The presentation of the new economic report, The Report: Peru 2017, gathered more than 100 CEOs, chief executives and other C-Level executives from the public and the private spheres who analysed the challenges and opportunities to develop investment in Peru, in order to strengthen the competitiveness of the country.
Gonzalo Villaran, Director-General of innovation at the Ministry of Production, highlighted during his intervention that “thanks to the exponential development of technology, Peru is starting to reach the same productivity levels as it had before 1980.”
Villaran also stated that “the private sector must invest as much as the public one in innovation so that it eventually leads the investment in innovation.
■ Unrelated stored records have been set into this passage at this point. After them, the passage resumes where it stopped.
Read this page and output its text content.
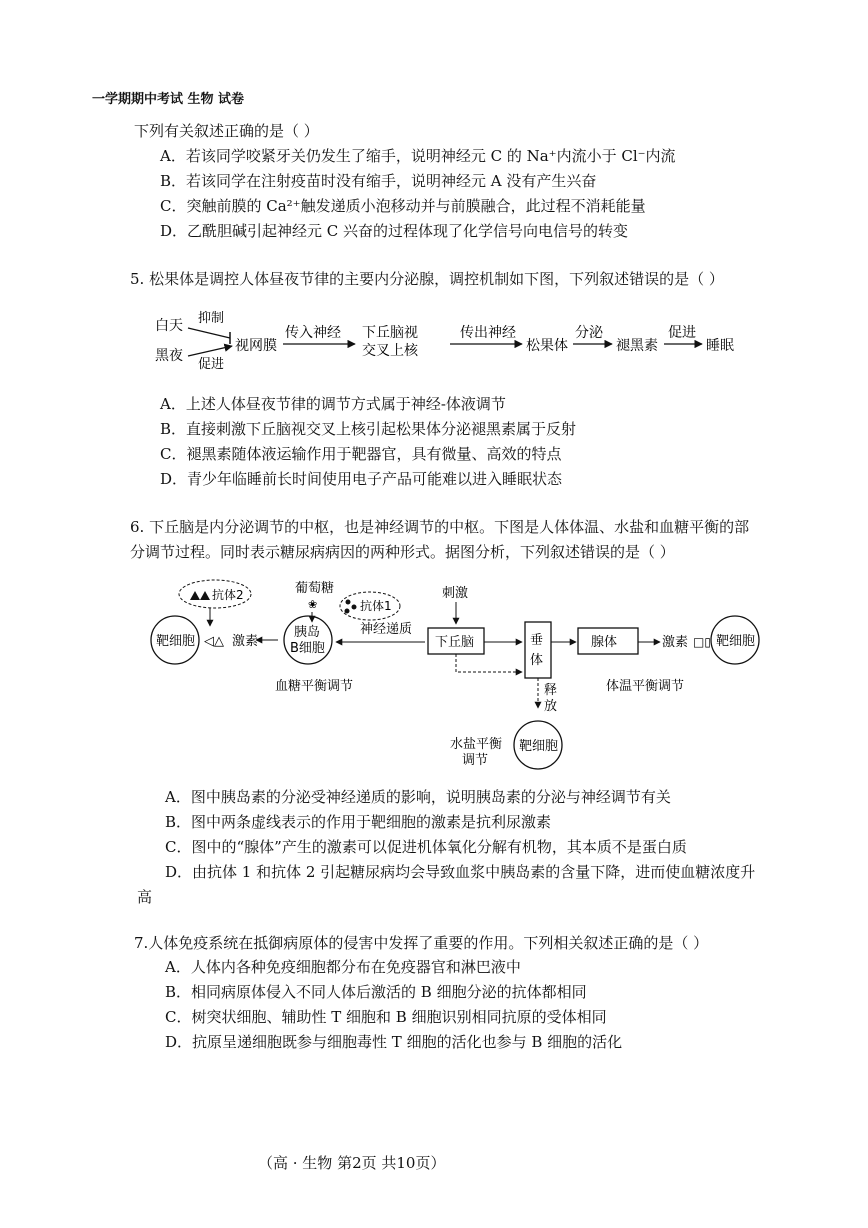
一学期期中考试 生物 试卷
下列有关叙述正确的是（ ）
A．若该同学咬紧牙关仍发生了缩手，说明神经元 C 的 Na⁺内流小于 Cl⁻内流
B．若该同学在注射疫苗时没有缩手，说明神经元 A 没有产生兴奋
C．突触前膜的 Ca²⁺触发递质小泡移动并与前膜融合，此过程不消耗能量
D．乙酰胆碱引起神经元 C 兴奋的过程体现了化学信号向电信号的转变
5. 松果体是调控人体昼夜节律的主要内分泌腺，调控机制如下图，下列叙述错误的是（ ）
白天
黑夜
抑制
促进
视网膜
传入神经 下丘脑视
交叉上核
传出神经
松果体
分泌
褪黑素
促进
睡眠
A．上述人体昼夜节律的调节方式属于神经-体液调节
B．直接刺激下丘脑视交叉上核引起松果体分泌褪黑素属于反射
C．褪黑素随体液运输作用于靶器官，具有微量、高效的特点
D．青少年临睡前长时间使用电子产品可能难以进入睡眠状态
6. 下丘脑是内分泌调节的中枢，也是神经调节的中枢。下图是人体体温、水盐和血糖平衡的部
分调节过程。同时表示糖尿病病因的两种形式。据图分析，下列叙述错误的是（ ）
抗体2	葡萄糖
❀	抗体1
刺激
靶细胞 ◁△ 激素
胰岛
B细胞
神经递质
下丘脑	垂
体
腺体	激素 □▯ 靶细胞
释
放
血糖平衡调节	体温平衡调节
水盐平衡
调节
靶细胞
A．图中胰岛素的分泌受神经递质的影响，说明胰岛素的分泌与神经调节有关
B．图中两条虚线表示的作用于靶细胞的激素是抗利尿激素
C．图中的“腺体”产生的激素可以促进机体氧化分解有机物，其本质不是蛋白质
D．由抗体 1 和抗体 2 引起糖尿病均会导致血浆中胰岛素的含量下降，进而使血糖浓度升
高
7.人体免疫系统在抵御病原体的侵害中发挥了重要的作用。下列相关叙述正确的是（ ）
A．人体内各种免疫细胞都分布在免疫器官和淋巴液中
B．相同病原体侵入不同人体后激活的 B 细胞分泌的抗体都相同
C．树突状细胞、辅助性 T 细胞和 B 细胞识别相同抗原的受体相同
D．抗原呈递细胞既参与细胞毒性 T 细胞的活化也参与 B 细胞的活化
（高 · 生物 第2页 共10页）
In order to do that, it must first overcome the difficulties to access financing, the high costs and the lack of skilled human capital, which stand in the way of investing.”
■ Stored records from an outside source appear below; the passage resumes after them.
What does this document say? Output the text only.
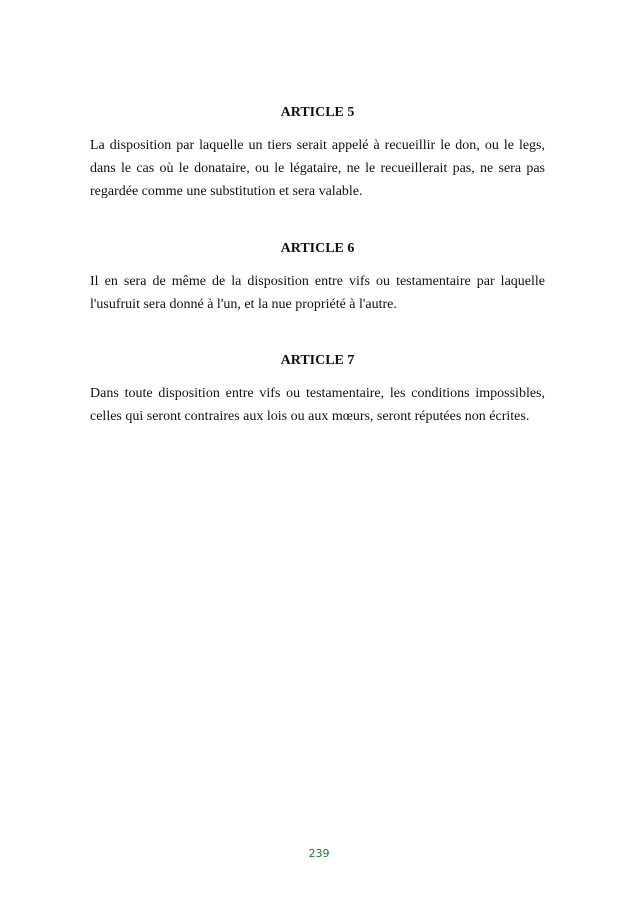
ARTICLE 5

La disposition par laquelle un tiers serait appelé à recueillir le don, ou le legs, dans le cas où le donataire, ou le légataire, ne le recueillerait pas, ne sera pas regardée comme une substitution et sera valable.

ARTICLE 6

Il en sera de même de la disposition entre vifs ou testamentaire par laquelle l'usufruit sera donné à l'un, et la nue propriété à l'autre.

ARTICLE 7

Dans toute disposition entre vifs ou testamentaire, les conditions impossibles, celles qui seront contraires aux lois ou aux mœurs, seront réputées non écrites.

239
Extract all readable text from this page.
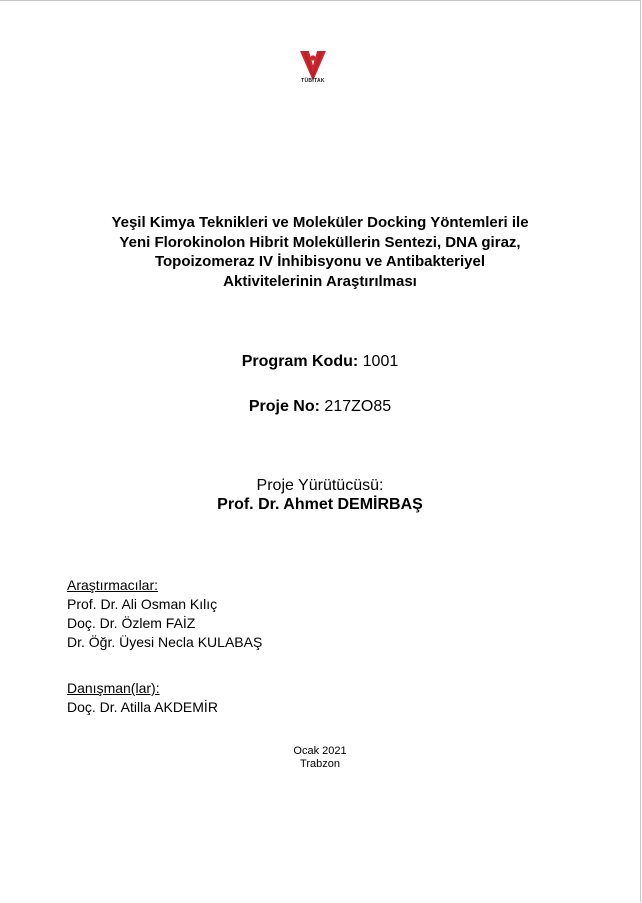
TÜBİTAK
Yeşil Kimya Teknikleri ve Moleküler Docking Yöntemleri ile
Yeni Florokinolon Hibrit Moleküllerin Sentezi, DNA giraz,
Topoizomeraz IV İnhibisyonu ve Antibakteriyel
Aktivitelerinin Araştırılması
Program Kodu: 1001
Proje No: 217ZO85
Proje Yürütücüsü:
Prof. Dr. Ahmet DEMİRBAŞ
Araştırmacılar:
Prof. Dr. Ali Osman Kılıç
Doç. Dr. Özlem FAİZ
Dr. Öğr. Üyesi Necla KULABAŞ
Danışman(lar):
Doç. Dr. Atilla AKDEMİR
Ocak 2021
Trabzon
Paulo Pantigoso, Country Managing Partner, EY Peru, affirmed that “in order to tackle the uncertainty and the risks associated with investing in innovation, we need to promote favourable measures for those who innovate. For example, instead of only one window to pay taxes, establish several; reduce taxes for entrepreneurs; and provide incentives for the mining sector to invest in new machinery.”
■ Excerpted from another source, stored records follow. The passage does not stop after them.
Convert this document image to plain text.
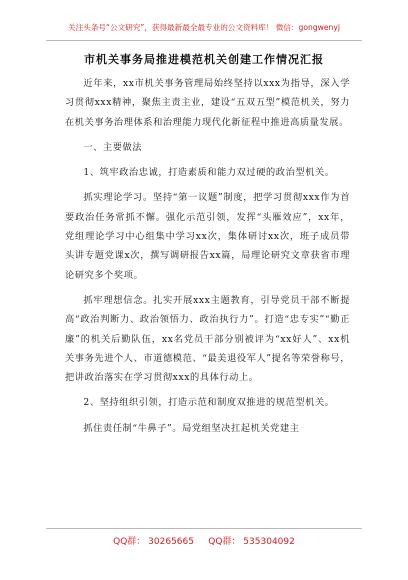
关注头条号“公文研究”，获得最新最全最专业的公文资料库！ 微信：gongwenyj
市机关事务局推进模范机关创建工作情况汇报

近年来，xx市机关事务管理局始终坚持以xxx为指导，深入学习贯彻xxx精神，聚焦主责主业，建设“五双五型”模范机关，努力在机关事务治理体系和治理能力现代化新征程中推进高质量发展。

一、主要做法

1、筑牢政治忠诚，打造素质和能力双过硬的政治型机关。

抓实理论学习。坚持“第一议题”制度，把学习贯彻xxx作为首要政治任务常抓不懈。强化示范引领，发挥“头雁效应”，xx年，党组理论学习中心组集中学习xx次，集体研讨xx次，班子成员带头讲专题党课x次，撰写调研报告xx篇，局理论研究文章获省市理论研究多个奖项。

抓牢理想信念。扎实开展xxx主题教育，引导党员干部不断提高“政治判断力、政治领悟力、政治执行力”。打造“忠专实”“勤正廉”的机关后勤队伍，xx名党员干部分别被评为“xx好人”、xx机关事务先进个人、市道德模范、“最美退役军人”提名等荣誉称号，把讲政治落实在学习贯彻xxx的具体行动上。

2、坚持组织引领，打造示范和制度双推进的规范型机关。

抓住责任制“牛鼻子”。局党组坚决扛起机关党建主

QQ群： 30265665     QQ群： 535304092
Miguel Uccelli, CEO and Country Head of Scotiabank Peru, stated that “banks must focus on making their processes more efficient. The banking sector faces the challenge of increasing the levels of bank usage and digital transactions. From the 10 million transactions registered by Scotiabank every month, only 7% of them are digital,” he highlighted.
During the presentation, OBG carried out a live survey to measure the current state of innovation in Peru and the prospects of the private sector. The results show that 34% of the entrepreneurs only invest 0.5% of their annual budget in innovation. However, 37% considers possible that their company will invest more during the next 12 months. According to the results of the analysis, among the main challenges that companies must face when innovating are the lack of human capital and the unclear regulatory framework. 91% of the participants think that actions and programmes for innovation should be integrated within an organism where the government, the private companies and the universities could be gathered.
According to Giovanna Cortez, Territory Manager at Microsoft Peru, Ecuador, Bolivia and Paraguay, “the public and private sectors should invest in business incubators. In order to develop themselves, both sectors must join together, without this alliance it is difficult for innovation to develop in Peru.”
Luis Rivera, Vice-President at Gold Fields Las Americas, said that “innovation should also be implemented to the management of communities. It is not enough just for the mining companies to carry out construction works for the communities where they operate, instead, these communities should take part in the projects, this way all parts involved would benefit from a sustainable development.”
Jaime Perez-Seoane, Americas Regional Editor, Oxford Business Group, concluded that “though it must be interpreted with some caution, 2017 is going to give ground for optimism. Commodities have again acceptable levels, and even though volatility still represents a challenge, globalisation is still a tendency, therefore, now more than ever, we call upon Peru to work towards diversification. It is precisely in this context where innovation plays a key role.”